Most people I know who left Substack for ethical reasons went to either Ghost or Buttondown. Ghost looks slicker and costs a little more; I think it's probably the better choice for an org that wants to present a really polished look. I've exclusively had experience with Buttondown, which is more bare-bones as far as design but has uncanny levels of customer service. My experience was with a newsletter for personal writing, not org communications, but I do think both services can do everything you need.
posted by babelfish at 8:49 AM on August 22, 2023 [4 favorites]

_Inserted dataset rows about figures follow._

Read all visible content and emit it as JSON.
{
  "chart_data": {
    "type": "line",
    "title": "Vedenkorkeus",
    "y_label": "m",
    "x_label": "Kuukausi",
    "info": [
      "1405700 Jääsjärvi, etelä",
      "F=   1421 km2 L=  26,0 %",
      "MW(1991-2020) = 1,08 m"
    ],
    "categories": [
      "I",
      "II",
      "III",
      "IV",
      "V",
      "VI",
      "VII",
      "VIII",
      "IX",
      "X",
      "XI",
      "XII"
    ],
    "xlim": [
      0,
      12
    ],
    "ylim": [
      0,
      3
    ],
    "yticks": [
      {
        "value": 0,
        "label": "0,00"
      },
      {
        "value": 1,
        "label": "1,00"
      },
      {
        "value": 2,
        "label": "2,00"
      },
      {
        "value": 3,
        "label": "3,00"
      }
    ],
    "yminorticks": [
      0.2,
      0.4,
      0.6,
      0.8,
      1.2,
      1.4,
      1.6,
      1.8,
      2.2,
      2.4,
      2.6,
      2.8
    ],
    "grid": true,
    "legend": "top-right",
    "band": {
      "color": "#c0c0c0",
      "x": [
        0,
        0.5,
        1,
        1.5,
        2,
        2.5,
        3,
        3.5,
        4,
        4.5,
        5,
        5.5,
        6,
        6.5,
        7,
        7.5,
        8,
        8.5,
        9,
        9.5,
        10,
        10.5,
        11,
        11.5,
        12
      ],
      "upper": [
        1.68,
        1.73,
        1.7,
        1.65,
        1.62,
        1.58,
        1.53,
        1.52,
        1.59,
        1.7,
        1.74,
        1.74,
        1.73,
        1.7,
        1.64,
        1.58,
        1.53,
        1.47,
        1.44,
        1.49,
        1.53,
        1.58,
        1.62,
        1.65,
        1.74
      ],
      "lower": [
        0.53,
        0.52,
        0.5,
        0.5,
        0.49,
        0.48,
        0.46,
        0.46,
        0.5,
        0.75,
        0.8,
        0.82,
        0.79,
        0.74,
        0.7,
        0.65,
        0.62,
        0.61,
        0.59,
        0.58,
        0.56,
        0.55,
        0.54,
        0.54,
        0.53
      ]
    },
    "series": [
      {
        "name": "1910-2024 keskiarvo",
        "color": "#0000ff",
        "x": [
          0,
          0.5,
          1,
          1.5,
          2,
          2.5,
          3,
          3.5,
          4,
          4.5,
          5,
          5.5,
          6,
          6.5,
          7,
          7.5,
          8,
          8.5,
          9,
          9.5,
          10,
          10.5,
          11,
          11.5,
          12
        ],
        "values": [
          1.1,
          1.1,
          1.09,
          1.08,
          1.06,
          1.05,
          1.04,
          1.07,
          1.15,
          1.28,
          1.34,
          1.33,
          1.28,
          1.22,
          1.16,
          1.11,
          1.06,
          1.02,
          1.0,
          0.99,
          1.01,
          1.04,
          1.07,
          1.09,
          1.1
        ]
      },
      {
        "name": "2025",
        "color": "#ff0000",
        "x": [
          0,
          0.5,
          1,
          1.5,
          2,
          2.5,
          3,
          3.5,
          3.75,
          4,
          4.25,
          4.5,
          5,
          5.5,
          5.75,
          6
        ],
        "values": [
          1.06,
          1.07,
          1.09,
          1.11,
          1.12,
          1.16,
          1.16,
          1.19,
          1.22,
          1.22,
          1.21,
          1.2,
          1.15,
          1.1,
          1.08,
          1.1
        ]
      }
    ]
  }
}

If you’re already using Gmail, Google has recently incorporated free mail merge and email template capabilities into Google workspace.

Whether or not google’s snooping ethics are acceptable, unacceptable, or so pervasive as to be moot is an exercise left to the reader
posted by Jon_Evil at 12:40 PM on August 22, 2023


Perhaps a WordPress site with the MailPoet plugin? It certainly lets you segment your subscriber list and you can control how much you track.
posted by greatgefilte at 8:28 PM on August 22, 2023


I use and like Buttondown, but Beehiiv is an alternative I've seen a couple of people recommend too.